Its highly likely that reporters, like politicians, undergo ‘pre-selection’ in order that only those who toe the official line get into positions where they could potentially damage ‘the system’. There is no doubt that mainstream media entities have an incestuous relationship with big business & politics. As such, it simply wouldn’t do to have a loose cannon firing broadsides willy-nilly. Any attempt to promote a point of view contrary to that of the powers that be will be promptly squashed … so much for ‘free speech’.

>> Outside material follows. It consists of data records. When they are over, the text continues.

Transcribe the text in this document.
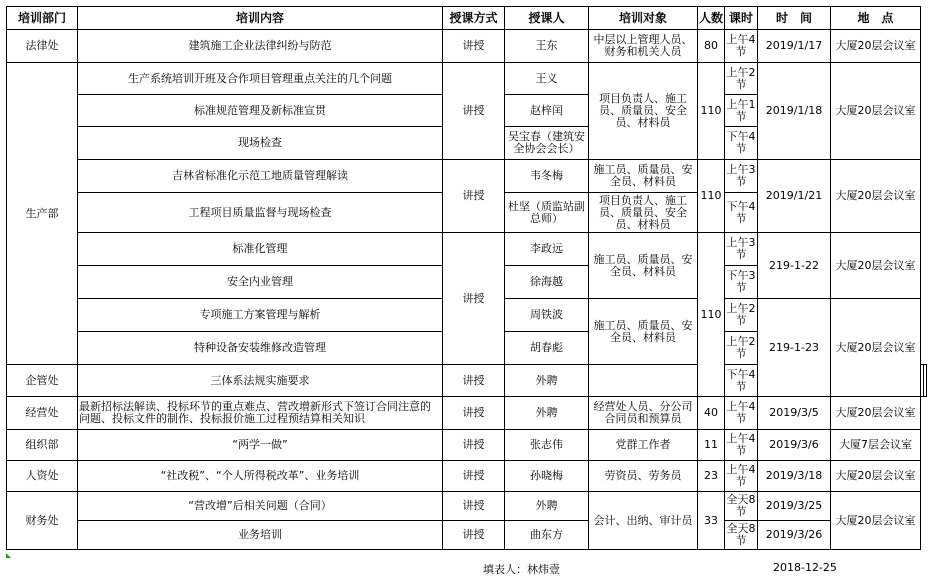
培训部门	培训内容	授课方式	授课人	培训对象	人数	课时	时　间	地　点		
法律处	建筑施工企业法律纠纷与防范	讲授	王东	中层以上管理人员、财务和机关人员	80	上午4节	2019/1/17	大厦20层会议室		
生产部	生产系统培训开班及合作项目管理重点关注的几个问题	讲授	王义	项目负责人、施工员、质量员、安全员、材料员	110	上午2节	2019/1/18	大厦20层会议室		
	标准规范管理及新标准宣贯		赵梓闰			上午1节				
	现场检查		吴宝春（建筑安全协会会长）			下午4节				
	吉林省标准化示范工地质量管理解读	讲授	韦冬梅	施工员、质量员、安全员、材料员	110	上午3节	2019/1/21	大厦20层会议室		
	工程项目质量监督与现场检查		杜坚（质监站副总师）	项目负责人、施工员、质量员、安全员、材料员		下午4节				
	标准化管理	讲授	李政远	施工员、质量员、安全员、材料员	110	上午3节	219-1-22	大厦20层会议室		
	安全内业管理		徐海越			下午3节				
	专项施工方案管理与解析		周铁波	施工员、质量员、安全员、材料员		上午2节	219-1-23	大厦20层会议室		
	特种设备安装维修改造管理		胡春彪			上午2节				
企管处	三体系法规实施要求	讲授	外聘			下午4节				
经营处	最新招标法解读、投标环节的重点难点、营改增新形式下签订合同注意的问题、投标文件的制作、投标报价施工过程预结算相关知识	讲授	外聘	经营处人员、分公司合同员和预算员	40	上午4节	2019/3/5	大厦20层会议室		
组织部	“两学一做”	讲授	张志伟	党群工作者	11	上午4节	2019/3/6	大厦7层会议室		
人资处	“社改税”、“个人所得税改革”、业务培训	讲授	孙晓梅	劳资员、劳务员	23	上午4节	2019/3/18	大厦20层会议室		
财务处	“营改增”后相关问题（合同）	讲授	外聘	会计、出纳、审计员	33	全天8节	2019/3/25	大厦20层会议室		
	业务培训	讲授	曲东方			全天8节	2019/3/26			
填表人：林炜壹	2018-12-25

The MSM is the pits, the only balance they bring is between keeping their advertisers happy and feeding the minimum amount of right-wing biased gossip mixed with scandal.
On Friday night driving home they had representatives (I assume editors) from both the Herald Sun & the Age on the ABC radio, many callers rang in accusing the Sun of bias and the host queried the Suns blurring of opinion and news, eg the headline after Gillard announced the election being “227 day farce” etc, the Herald Sun editor rejected theses criticisms and said “There isn’t a blurring of news and opinion, we have news with attitude and that is what our readers expect”. The Age editor simply said “News with attitude, that’s a new one on me” and the host just gave up and moved on with a sigh.